On Sunday (September 27), Cuy Sheffield, a Senior Director at Visa and the head of its crypto division, explained in layman terms how decentralized automated market makers (AMMs)―such as Uniswap, Balancer, and Curve―work.
“Automated market makers are smart contracts that create a liquidity pool of ERC20 tokens, which are automatically traded by an algorithm rather than an order book. This effectively replaces a traditional limit order-book with a system where assets can be automatically swapped against the pool’s latest price.”
This blog post then went on to differentiate between the two types of AMMs that we can come across in the crypto space:
“There are two main types of automated market makers (AMMs). While one may be governed and set up by professional market makers, the other is fully automated by a set algorithm, allowing any user in the market to participate by depositing liquidity into the smart contract.”
Kyber Network is an example of an AMM that belongs to the former category whereas Uniswap, Balancer, and Curve, which are more decentralized, fall into the latter category.
Here is what it said about Uniswap:
“Uniswap was the first true decentralized AMM to enter the market in November 2019.
“Uniswap allows for anyone to deploy a liquidity pool on the network, and enables any other trader in the ecosystem to contribute liquidity.
“Unlike Kyber Network, the price in the Uniswap smart contract cannot be configured or controlled. The price of the tokens in the pool is fully determined by the balance ratio between the two tokens in the pool.”

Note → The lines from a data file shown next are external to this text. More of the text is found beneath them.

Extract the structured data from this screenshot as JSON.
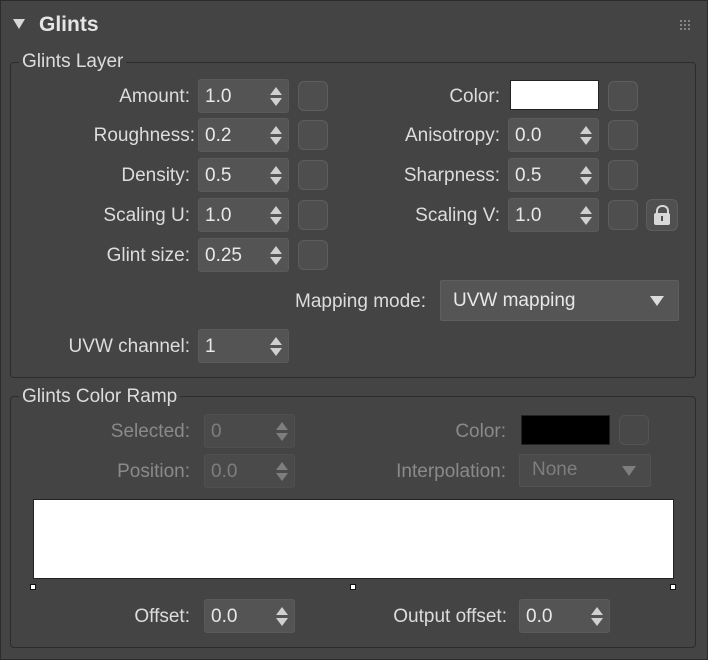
{
  "rollout": {
    "title": "Glints"
  },
  "glints_layer": {
    "group_title": "Glints Layer",
    "amount": {
      "label": "Amount:",
      "value": "1.0"
    },
    "roughness": {
      "label": "Roughness:",
      "value": "0.2"
    },
    "density": {
      "label": "Density:",
      "value": "0.5"
    },
    "scaling_u": {
      "label": "Scaling U:",
      "value": "1.0"
    },
    "glint_size": {
      "label": "Glint size:",
      "value": "0.25"
    },
    "color": {
      "label": "Color:",
      "swatch": "#ffffff"
    },
    "anisotropy": {
      "label": "Anisotropy:",
      "value": "0.0"
    },
    "sharpness": {
      "label": "Sharpness:",
      "value": "0.5"
    },
    "scaling_v": {
      "label": "Scaling V:",
      "value": "1.0"
    },
    "mapping_mode": {
      "label": "Mapping mode:",
      "value": "UVW mapping"
    },
    "uvw_channel": {
      "label": "UVW channel:",
      "value": "1"
    }
  },
  "color_ramp": {
    "group_title": "Glints Color Ramp",
    "selected": {
      "label": "Selected:",
      "value": "0"
    },
    "position": {
      "label": "Position:",
      "value": "0.0"
    },
    "color": {
      "label": "Color:",
      "swatch": "#000000"
    },
    "interpolation": {
      "label": "Interpolation:",
      "value": "None"
    },
    "ramp_color": "#ffffff",
    "offset": {
      "label": "Offset:",
      "value": "0.0"
    },
    "output_offset": {
      "label": "Output offset:",
      "value": "0.0"
    }
  },
  "icons": {
    "collapse": "triangle-down-icon",
    "grip": "grip-dots-icon",
    "lock": "lock-icon"
  }
}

Earlier today, Sheffield, who is Visa’s Head of Crypto, explained via a tweetstorm why AMMs are interesting to people outside of the crypto space.

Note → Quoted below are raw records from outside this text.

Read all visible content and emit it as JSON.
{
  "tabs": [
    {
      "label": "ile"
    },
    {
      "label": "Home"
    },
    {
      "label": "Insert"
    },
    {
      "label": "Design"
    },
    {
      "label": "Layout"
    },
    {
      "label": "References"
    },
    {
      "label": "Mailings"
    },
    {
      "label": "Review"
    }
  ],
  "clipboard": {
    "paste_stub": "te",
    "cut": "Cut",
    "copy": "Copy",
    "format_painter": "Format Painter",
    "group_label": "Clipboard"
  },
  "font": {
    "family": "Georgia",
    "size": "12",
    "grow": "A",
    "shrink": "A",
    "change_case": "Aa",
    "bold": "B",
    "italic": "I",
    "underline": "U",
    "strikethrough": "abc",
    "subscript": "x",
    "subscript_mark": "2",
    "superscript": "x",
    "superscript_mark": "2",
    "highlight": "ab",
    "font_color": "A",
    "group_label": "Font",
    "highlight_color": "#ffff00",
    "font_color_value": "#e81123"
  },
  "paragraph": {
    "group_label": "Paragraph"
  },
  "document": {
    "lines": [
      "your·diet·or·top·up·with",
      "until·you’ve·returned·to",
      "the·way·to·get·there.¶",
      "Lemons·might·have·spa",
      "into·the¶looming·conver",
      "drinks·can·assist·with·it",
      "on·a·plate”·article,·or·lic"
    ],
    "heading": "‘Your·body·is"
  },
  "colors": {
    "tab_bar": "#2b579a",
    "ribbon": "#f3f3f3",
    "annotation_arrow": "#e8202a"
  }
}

- “AMMs are like websites that exist independent of any company or administrator that anyone in the world can go to and quickly exchange one asset for another asset”
- “They work because they also allow anyone to deposit any compatible asset and earn fees when that asset is exchanged”
- “Therefore, rather than requiring a company to build and operate an exchange, choose to list a specific asset, and then have professional traders choose to start trading that asset with users…”
- “The website is the exchange, the users list whatever assets they want, and the users who hold the assets combined with an algorithm serve the role of the professional traders / market makers”
- “This means that anyone in the world that creates an asset compatible with it can more easily bootstrap a globally available market for it to be exchanged with other assets”
- “Anyone in the world that wants to buy that asset can instantly access the market for it and acquire it over the internet… This can apply to fiat currencies (stablecoins), digital commodities (eth and btc), and even collectibles or in-game assets (NFTs)”
- “They also enable anyone to easily and efficiently convert between two forms of the same pegged asset (DAI/USDC) somewhat loosely analogous to quickly converting $100 from your PayPal account to $100 in your Cash app account”
On September 23, Sheffield announced that Visa had joined the Chamber of Digital Commerce, which calls itself “the world’s leading trade association representing the digital asset and blockchain industry”:
On July 22, Visa’s crypto division outlined its vision for digital currencies:
“Big things happen when you combine digital currencies with the power of one of the world’s largest payment networks.
“The foundation of Visa was built on the electronic movement of money. Money itself is evolving and our networks and solutions are evolving with it. And as money and currencies become digital, Visa’s focus remains the same, enabling the movement of money across the world.
“Our goal is to connect our network of financial institutions, merchants, and consumers to new blockchain and digital currency networks. The future of payments is rapidly evolving and we’re working to help money, in any form, do even more.”